# Advanced MongoDB Aggregations
Demonstrating complex aggregation pipelines across sharded collections

In [None]:
import sys
!{sys.executable} -m pip install pandas pymongo --quiet

from pymongo import MongoClient
import pandas as pd
from datetime import datetime, timedelta
import json

def print_mongo(obj):
    print(json.dumps(obj, indent=2, default=str))

client = MongoClient('mongodb://admin:admin@router1:27017/businessdb?authSource=admin')
db = client.businessdb
print("Connected to MongoDB")

## 1. Basic Company Statistics
Simple analysis of company sizes:
- Count companies per industry
- Calculate average employee count
- Show top 10 largest industries

In [None]:
pipeline_basic = [
    {"$group": {
        "_id": "$industry",
        "companyCount": {"$sum": 1},
        "avgEmployees": {"$avg": "$numberOfEmployees"},
        "totalEmployees": {"$sum": "$numberOfEmployees"}
    }},
    {"$sort": {"companyCount": -1}},
    {"$limit": 10}
]

print_mongo(list(db.organizations.aggregate(pipeline_basic)))

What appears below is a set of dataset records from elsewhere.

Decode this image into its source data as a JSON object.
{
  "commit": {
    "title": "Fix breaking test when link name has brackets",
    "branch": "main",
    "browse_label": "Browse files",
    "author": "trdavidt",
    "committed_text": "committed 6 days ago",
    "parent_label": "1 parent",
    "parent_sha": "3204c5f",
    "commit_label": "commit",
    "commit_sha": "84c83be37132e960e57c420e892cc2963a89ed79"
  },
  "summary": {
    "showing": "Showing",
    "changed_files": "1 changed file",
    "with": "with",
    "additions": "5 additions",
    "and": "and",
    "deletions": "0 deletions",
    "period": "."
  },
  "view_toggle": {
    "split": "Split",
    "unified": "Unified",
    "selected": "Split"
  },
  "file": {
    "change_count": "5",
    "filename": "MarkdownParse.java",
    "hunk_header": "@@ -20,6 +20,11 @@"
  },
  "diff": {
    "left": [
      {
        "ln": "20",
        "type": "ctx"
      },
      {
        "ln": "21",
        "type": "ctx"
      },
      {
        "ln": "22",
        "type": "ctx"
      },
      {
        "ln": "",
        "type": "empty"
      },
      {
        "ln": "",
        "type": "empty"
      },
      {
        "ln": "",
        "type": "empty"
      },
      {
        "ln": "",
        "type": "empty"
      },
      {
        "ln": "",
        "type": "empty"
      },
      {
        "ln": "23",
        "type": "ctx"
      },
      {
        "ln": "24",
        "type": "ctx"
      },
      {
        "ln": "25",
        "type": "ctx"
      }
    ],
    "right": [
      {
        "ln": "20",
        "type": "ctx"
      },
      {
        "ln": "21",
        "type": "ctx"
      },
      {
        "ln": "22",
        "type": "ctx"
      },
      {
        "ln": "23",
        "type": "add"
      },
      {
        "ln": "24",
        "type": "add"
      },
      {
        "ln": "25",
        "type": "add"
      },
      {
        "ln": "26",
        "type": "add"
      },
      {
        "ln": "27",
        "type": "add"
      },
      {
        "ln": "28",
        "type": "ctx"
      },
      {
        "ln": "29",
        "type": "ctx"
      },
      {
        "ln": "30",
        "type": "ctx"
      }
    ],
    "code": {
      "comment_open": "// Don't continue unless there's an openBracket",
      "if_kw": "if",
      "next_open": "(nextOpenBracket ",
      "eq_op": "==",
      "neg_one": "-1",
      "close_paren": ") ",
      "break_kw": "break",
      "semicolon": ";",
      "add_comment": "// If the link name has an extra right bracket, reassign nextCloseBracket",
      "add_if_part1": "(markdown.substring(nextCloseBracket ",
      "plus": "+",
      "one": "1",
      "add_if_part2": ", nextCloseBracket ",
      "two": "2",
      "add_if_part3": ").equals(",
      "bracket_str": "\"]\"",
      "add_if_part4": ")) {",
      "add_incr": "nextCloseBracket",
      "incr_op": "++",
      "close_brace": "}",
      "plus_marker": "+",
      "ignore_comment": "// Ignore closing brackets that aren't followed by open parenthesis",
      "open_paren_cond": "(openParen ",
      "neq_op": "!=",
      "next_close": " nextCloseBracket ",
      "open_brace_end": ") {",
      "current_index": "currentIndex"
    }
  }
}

## 2. Company Age Analysis
Groups companies by founding year:
- Shows company establishment timeline
- Counts companies per decade
- Lists companies in each period

In [None]:
pipeline_age = [
    {"$group": {
        "_id": {"$subtract": [{"$floor": {"$divide": ["$founded", 10]}}, 197]}, 
        "count": {"$sum": 1},
        "companies": {"$push": {
            "name": "$name",
            "founded": "$founded"
        }}
    }},
    {"$sort": {"_id": 1}},
    {"$project": {
        "decade": {"$concat": ["19", {"$toString": {"$multiply": ["$_id", 10]}}, "s"]},
        "count": 1,
        "companies": 1
    }}
]

print_mongo(list(db.organizations.aggregate(pipeline_age)))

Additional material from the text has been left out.